Fico imóvel com a respiração pesada como se eu fosse à presa e ele o caçador. O vejo semicerrar os olhos tentando enxergar com clareza em meio à chuva, mas sei que me viu e antes de dar o primeiro passo em minha direção corro como nunca corri em toda minha vida. Não olho para trás e nem o sinto se aproximar, mas isso não faz com que diminua a velocidade.
Entro em casa e fecho a porta enquanto me sento no chão com a garganta quente e os pulmões explodindo. Repasso o que vi mentalmente reconhecendo que algo nele me deixou tremendamente apavorada e ativou alguma coisa em minha mente. Um calafrio sobe pela espinha e se expande para o restante do corpo aumentando o frio desconfortável.
– Calma. Já passou. Esta segura. Respira. – Digo a mim mesma em um sussurro.
Tento esquecer seus olhos, mas eles não somem de minhas vistas nem seu corpo atlético. Obrigo-me a levantar e seguir para o banheiro enquanto tiro as roupas ensopadas e as deixo pelo caminho. Ligo o chuveiro permitindo que a água quente esquente a minha pele gelada enquanto fecho os olhos e relaxo, mas a imagem do garoto vem em minha mente com clareza: sua pele morena brilhando ao luar, as gotas de chuva caindo dos cabelos negros sobre os olhos percorrendo seu peito largo até o abdômen... Arfo com o calafrio enquanto abro os olhos e lembro-me da tatuagem gigantesca em suas costas, de como ela parecia viva e dando a impressão de se mexer, mas isso só poderia ser coisa da minha cabeça, mais uma alucinação.
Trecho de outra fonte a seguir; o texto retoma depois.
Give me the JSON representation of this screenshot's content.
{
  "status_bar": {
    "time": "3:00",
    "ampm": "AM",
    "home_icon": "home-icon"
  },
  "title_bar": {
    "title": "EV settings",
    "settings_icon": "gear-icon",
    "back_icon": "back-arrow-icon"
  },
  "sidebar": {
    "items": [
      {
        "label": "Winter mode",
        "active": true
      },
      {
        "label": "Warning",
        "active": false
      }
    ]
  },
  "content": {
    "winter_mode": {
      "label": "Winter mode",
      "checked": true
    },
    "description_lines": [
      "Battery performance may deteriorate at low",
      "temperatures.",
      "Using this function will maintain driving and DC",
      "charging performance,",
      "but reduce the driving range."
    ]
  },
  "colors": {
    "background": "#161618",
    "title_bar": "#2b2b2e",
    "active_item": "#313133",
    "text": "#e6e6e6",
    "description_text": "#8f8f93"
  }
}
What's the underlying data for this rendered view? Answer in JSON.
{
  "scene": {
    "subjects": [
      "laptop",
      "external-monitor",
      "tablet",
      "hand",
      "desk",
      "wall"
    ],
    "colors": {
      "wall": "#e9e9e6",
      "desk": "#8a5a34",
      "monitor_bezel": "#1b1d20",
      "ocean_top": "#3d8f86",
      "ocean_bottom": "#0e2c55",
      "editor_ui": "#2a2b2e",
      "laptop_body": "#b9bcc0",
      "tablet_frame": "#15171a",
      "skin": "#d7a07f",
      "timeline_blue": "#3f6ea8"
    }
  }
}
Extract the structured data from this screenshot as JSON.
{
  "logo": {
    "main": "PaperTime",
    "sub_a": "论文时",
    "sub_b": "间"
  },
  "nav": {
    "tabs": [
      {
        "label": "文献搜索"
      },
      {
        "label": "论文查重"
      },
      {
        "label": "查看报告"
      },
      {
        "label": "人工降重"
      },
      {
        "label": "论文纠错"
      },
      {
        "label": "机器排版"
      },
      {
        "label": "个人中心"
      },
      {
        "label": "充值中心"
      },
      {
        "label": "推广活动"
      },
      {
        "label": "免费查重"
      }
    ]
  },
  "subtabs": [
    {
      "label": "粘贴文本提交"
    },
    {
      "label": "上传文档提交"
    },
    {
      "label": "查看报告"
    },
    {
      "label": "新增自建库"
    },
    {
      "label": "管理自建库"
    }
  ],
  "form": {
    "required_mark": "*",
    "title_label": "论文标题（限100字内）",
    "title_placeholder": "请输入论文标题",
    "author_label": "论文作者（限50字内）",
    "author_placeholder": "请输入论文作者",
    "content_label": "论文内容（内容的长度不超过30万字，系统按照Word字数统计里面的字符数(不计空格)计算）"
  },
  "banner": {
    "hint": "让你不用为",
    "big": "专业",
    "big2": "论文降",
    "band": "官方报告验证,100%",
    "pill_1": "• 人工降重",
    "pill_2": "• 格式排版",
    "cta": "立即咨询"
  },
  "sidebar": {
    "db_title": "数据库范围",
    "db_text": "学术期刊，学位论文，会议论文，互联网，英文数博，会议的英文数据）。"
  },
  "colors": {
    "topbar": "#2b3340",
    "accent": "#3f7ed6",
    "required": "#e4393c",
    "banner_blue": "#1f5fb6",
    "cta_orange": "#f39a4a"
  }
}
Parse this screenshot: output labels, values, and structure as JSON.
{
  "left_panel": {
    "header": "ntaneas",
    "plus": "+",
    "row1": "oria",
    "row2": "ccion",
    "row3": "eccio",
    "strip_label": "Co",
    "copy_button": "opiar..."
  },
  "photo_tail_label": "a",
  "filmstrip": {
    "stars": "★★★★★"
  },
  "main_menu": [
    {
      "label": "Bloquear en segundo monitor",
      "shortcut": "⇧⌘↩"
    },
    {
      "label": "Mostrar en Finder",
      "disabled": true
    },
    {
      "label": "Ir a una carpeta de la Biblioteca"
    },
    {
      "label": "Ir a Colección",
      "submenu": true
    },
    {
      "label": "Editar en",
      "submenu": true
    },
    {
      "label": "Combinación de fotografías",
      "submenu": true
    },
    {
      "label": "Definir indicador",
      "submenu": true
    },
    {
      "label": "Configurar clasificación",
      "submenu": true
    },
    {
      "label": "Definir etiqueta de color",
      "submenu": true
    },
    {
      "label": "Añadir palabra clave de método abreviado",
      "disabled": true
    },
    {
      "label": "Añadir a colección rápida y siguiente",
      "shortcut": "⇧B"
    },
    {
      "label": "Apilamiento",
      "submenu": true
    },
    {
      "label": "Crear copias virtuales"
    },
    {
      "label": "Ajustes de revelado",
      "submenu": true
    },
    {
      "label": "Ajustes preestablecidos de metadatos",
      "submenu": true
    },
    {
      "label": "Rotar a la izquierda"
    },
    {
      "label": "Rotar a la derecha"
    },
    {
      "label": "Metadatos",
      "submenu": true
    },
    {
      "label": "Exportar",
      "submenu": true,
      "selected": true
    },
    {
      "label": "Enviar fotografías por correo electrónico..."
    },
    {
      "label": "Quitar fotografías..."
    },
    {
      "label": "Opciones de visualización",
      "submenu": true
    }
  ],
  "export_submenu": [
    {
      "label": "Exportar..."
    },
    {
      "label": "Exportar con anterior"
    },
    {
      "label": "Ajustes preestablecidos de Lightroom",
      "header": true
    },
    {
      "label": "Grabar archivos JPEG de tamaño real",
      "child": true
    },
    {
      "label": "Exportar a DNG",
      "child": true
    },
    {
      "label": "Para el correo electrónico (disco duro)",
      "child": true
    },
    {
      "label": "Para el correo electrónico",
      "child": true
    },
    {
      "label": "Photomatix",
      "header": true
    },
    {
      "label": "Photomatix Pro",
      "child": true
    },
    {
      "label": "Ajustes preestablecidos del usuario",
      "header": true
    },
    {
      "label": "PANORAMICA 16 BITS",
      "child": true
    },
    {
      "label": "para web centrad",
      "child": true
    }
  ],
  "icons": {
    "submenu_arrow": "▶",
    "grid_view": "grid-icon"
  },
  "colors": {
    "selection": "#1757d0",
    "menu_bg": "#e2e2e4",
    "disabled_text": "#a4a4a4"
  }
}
Termino o banho, visto a mesma camisola que estava usando e junto às peças de roupas molhadas que larguei pelo caminho. Jogo tudo em um canto do banheiro sem ter paciência ou cabeça para torcê-las e pendurá-las. Deito-me na cama e sonho com ele e com uma pergunta que não me abandonou até voltar para a cidade no outro dia: Como uma coisa tão assustadora, pode ser assim, tão sedutora?